Bolsonaro’s rise showing Brazilian evangelical strength and Catholic division?

Evangelicals in Brazil played a significant role in the election of hard-right President Jair Messias Bolsonaro, writes Filipe Domingues in the Jesuit magazine America (December 10).  Bolsonaro, who took office on January 1, ran a religion-themed campaign that resonated with Brazil’s evangelicals. On social media, the candidate indicated that God had special plans for him and his people—a sign of which was his surviving an assassination attempt last September. According to Magali do Nascimento Cunha of the Methodist University of São Paulo, Bolsonaro’s campaign, which borrowed Donald Trump’s message of restoring greatness to the nation, struck a chord with both conservative Catholic and evangelical voters. Domingues writes that he attracted voters who resist “ideas that are associated with the political left—offering more rights to L.G.B.T. people, normalizing abortion, revising the concept of family and redistributing private property.”
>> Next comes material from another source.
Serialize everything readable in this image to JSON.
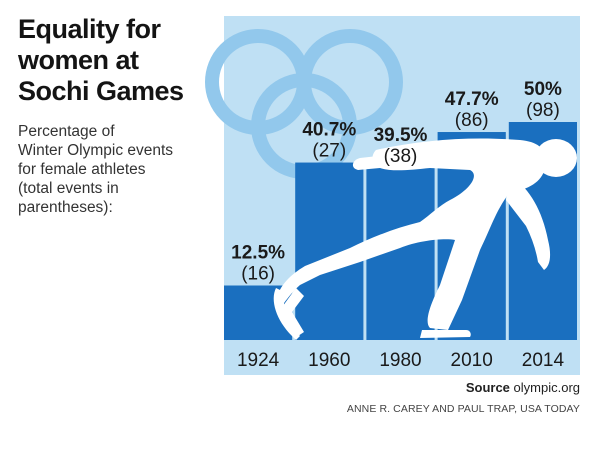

But Catholics in Brazil are almost equally split between the political right and left, with many concerned both with such social issues as the rights of the poor and with traditional values, as reflected in the agenda of the National Conference of the Bishops of Brazil (CNBB). While the Catholic Church did not endorse any candidate and the CNBB remained faithful to Pope Francis’s views, Nascimento Cunha observes that “conservative Catholics have shown themselves quite comfortable with some leaders that have shown explicit support to Bolsonaro. Some of them even repudiate the leadership of the C.N.B.B.…The Catholic Church is experiencing a crisis in Brazil, a division that has always existed but which now appears within the perspective of this new government.” Meanwhile, as with his American counterpart, Bolsonaro has moved quickly to appeal to his evangelical base. Charisma (January), a magazine strongly in the “pro-Trump” camp, reports that the Brazilian president’s first promise is to join the U.S. in relocating its embassy in Israel to Jerusalem.